A bell rang, signaling the first gondi turns of the day. On the mountain only a few lights shined through the fog — groomers preparing the ski hill for Gaper Day. A few avalanche cannons boomed up high.
The line of people waited to load the gondola, which would carry them to the interdenominational sunrise service, an annual tradition at Jackson Hole Mountain Resort, assuming Easter falls on a date when the mountain is still open. The Rev. Ben Pascal, resort chaplain and senior pastor at the Presbyterian Church of Jackson Hole, has been leading the service for five years.
“Usually I try to time it so the sunrise is toward the end of the service,” he said.
The morning got off to a slow start, as 10 inches of fresh powder complicated morning operations.
“There’s fresh coffee waiting for you at the top,” a resort employee reassured those at the base of the mountain.
At around 6:30 a.m. the loading started.
“This is the first time I’ve experienced a delay,” said Jeremiah Feicht, who is the pastor of RidgeLife Church in Jackson.
This year was Feicht’s third sunrise service at the resort. Easter weather in the mountains tends to vary. Some years attendees are wearing shorts and short-sleeved shirts; others they’re bundled up in puffy coats and hats.
This year’s snow was a bonus to most at the top of the mountain.
“It’s cool because of all the fresh snow,” Feicht said.
“I love nature,” he said. “But I love seeing so many people from different backgrounds, churches worshiping God together in such a beautiful background.”
The service, which attracted a few hundred people, brought in locals and visitors, like Elaine and Anthony Isaacs, who landed in Jackson on Saturday evening. The couple traveled from Dallas for a short ski vacation.
“We don’t really spend holidays away from home,” Elaine Isaacs said, which is how they found their way to the sunrise service.
Snowflakes floated down upon the programs as the four-person choir kicked off the service, encouraging those huddled around the wooden cross to join in. As kids played in the snow at their parents’ feet, Pascal welcomed attendees with a nod to the chilly weather and slow start.

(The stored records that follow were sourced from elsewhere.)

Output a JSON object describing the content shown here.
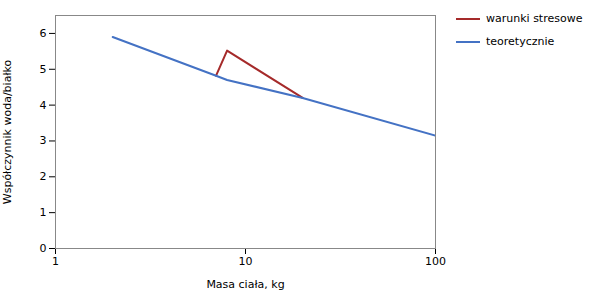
{
  "chart_data": {
    "type": "line",
    "title": "",
    "xlabel": "Masa ciała, kg",
    "ylabel": "Współczynnik woda/białko",
    "series": [
      {
        "name": "warunki stresowe",
        "color": "#A52A2A",
        "x": [
          7.0,
          8.0,
          20.0
        ],
        "values": [
          4.82,
          5.52,
          4.2
        ]
      },
      {
        "name": "teoretycznie",
        "color": "#4472C4",
        "x": [
          2.0,
          7.0,
          8.0,
          20.0,
          100.0
        ],
        "values": [
          5.9,
          4.82,
          4.7,
          4.2,
          3.15
        ]
      }
    ],
    "log": "x",
    "xlim": [
      1,
      100
    ],
    "xticks": [
      1,
      10,
      100
    ],
    "ylim": [
      0,
      6.5
    ],
    "yticks": [
      0,
      1,
      2,
      3,
      4,
      5,
      6
    ],
    "grid": false,
    "legend": "right"
  }
}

“Typically we gather in the dark before the sun rises, but today the Lord had other plans,” he said.
Around 7:20 a.m. the sun started to poke its way through the clouds, shining down on the fresh powder below. A few songs, a prayer and short message later, Pascal closed with the following message, alluding to this year’s intersection of Easter and April Fool’s Day.
“When you show up to God, amazing things will happen in your life,” he said. “On this Easter Sunday be a fool for Christ. It may be the wisest thing you do.”
“It was a lovely message,” said Nan Burton, who was visiting from San Francisco, “and a lovely way to spend a morning with lovely people.”
Burton nodded to Leslie Appleby, a traveler she had met while riding up the mountain. Appleby was visiting from the opposite coast, from Boston.
“It’s just a beautiful way to celebrate Easter, especially today when it’s snowing,” Appleby said.
Bagpiper David Clark played a few pieces for folks as they stood to load the gondola for the descent. While a few locals lamented missing making turns down the fresh powder (the service ended before the mountain opened), Burton said the music was a great ending to the morning.
“And now we have a bagpipe player,” Burton said as she stood in line to head down the mountain. “How great is that?”
Kathy Smith, a parishioner at St. John’s Episcopal Church, said she’s attended half a dozen of the resort’s sunrise services. She remembers a time when they were held at the top of the Aerial Tram — an even chillier Easter experience most years.
But the views from above Teton Village are hard to beat.
“I think it’s very spiritual because the wilderness speaks to us,” she said. “It’s hard not to believe in a higher power when you look out at the mountains.”
And, she admitted, the casual mountain atmosphere is also a selling point of the service.
“We don’t have to dress up,” she said.